The names of the types of these variables are pretty intuitive but here’s an explanation:
numeric
variables can take on numerical values
logical
variables can take on the values TRUE
and FALSE
character
variables are characters
We can add, subtract, multiply, divide, and exponentiate numeric
variables:
firstvariable+secondvariable
## [1] 10
firstvariable-secondvariable
## [1] -10
firstvariable*secondvariable
## [1] 0
firstvariable^secondvariable # exponentiation
## [1] 0
We can combine operations. For example, we can compute the average of firstvariable
and secondvariable
as
(firstvariable+secondvariable)/2
## [1] 5
R
has a built-in mean
function, which we’ll see later.
We can’t add, subtract, multiply, divide or exponentiate character
variables (try it out: it’ll give you an error), but we can add, subtract, multiply, divide or exponentiate logical
variables. If the variable is TRUE
it’ll be treated as a 1
; if it’s FALSE
, it’ll be treated as a 0
:
logi1 = TRUE
logi2 = FALSE
logi1+logi2
## [1] 1
logi1*logi2
## [1] 0
logi1/logi2
## [1] Inf
logi1^logi2
## [1] 1
We can combine logical
and numeric
variables in operations.

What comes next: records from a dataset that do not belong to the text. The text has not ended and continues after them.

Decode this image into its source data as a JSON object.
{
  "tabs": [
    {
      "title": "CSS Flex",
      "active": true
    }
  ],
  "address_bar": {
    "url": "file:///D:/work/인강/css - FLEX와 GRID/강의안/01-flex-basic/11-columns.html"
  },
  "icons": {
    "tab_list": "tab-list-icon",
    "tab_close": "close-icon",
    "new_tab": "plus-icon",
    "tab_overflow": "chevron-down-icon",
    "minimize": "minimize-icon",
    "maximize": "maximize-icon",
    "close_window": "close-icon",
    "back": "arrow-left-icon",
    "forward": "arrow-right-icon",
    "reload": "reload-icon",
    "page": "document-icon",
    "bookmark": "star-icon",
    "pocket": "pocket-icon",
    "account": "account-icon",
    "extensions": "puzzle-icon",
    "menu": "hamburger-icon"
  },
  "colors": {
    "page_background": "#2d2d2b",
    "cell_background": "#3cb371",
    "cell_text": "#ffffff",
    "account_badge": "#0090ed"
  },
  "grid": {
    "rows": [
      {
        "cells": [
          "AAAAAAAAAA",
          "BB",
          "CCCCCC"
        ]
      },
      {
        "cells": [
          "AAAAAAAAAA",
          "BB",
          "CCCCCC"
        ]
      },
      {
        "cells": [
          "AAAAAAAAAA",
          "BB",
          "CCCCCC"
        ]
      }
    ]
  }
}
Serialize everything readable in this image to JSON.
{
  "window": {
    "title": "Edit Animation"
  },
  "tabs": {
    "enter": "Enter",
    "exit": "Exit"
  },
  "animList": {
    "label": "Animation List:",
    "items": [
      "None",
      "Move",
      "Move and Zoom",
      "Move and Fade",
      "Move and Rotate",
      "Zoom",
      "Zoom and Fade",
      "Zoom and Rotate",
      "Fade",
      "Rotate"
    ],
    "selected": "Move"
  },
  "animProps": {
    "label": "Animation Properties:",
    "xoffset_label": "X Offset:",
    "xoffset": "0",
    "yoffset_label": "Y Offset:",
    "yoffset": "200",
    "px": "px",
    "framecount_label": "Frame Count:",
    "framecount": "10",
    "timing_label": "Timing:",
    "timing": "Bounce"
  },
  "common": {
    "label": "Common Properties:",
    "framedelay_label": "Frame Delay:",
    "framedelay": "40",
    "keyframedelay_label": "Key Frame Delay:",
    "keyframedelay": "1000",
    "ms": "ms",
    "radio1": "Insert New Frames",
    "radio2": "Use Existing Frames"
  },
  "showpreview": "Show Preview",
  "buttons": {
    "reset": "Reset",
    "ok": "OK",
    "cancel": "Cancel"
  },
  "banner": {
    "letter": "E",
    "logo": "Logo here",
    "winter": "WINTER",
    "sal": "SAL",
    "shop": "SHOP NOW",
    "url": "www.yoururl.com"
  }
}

Again, TRUE
will be assigned 1
, and FALSE
will be assigned 0
.
Finally, we can do operations without using variables at all:
6/2*(2+1+TRUE)
## [1] 12
R has built-in functions such as sqrt
, exp
, log
, …
sqrt(4)
## [1] 2
exp(firstvariable)
## [1] 1
log(10, base=2)
## [1] 3.321928
If you’re not sure how a function works, you can ask for help by writing ?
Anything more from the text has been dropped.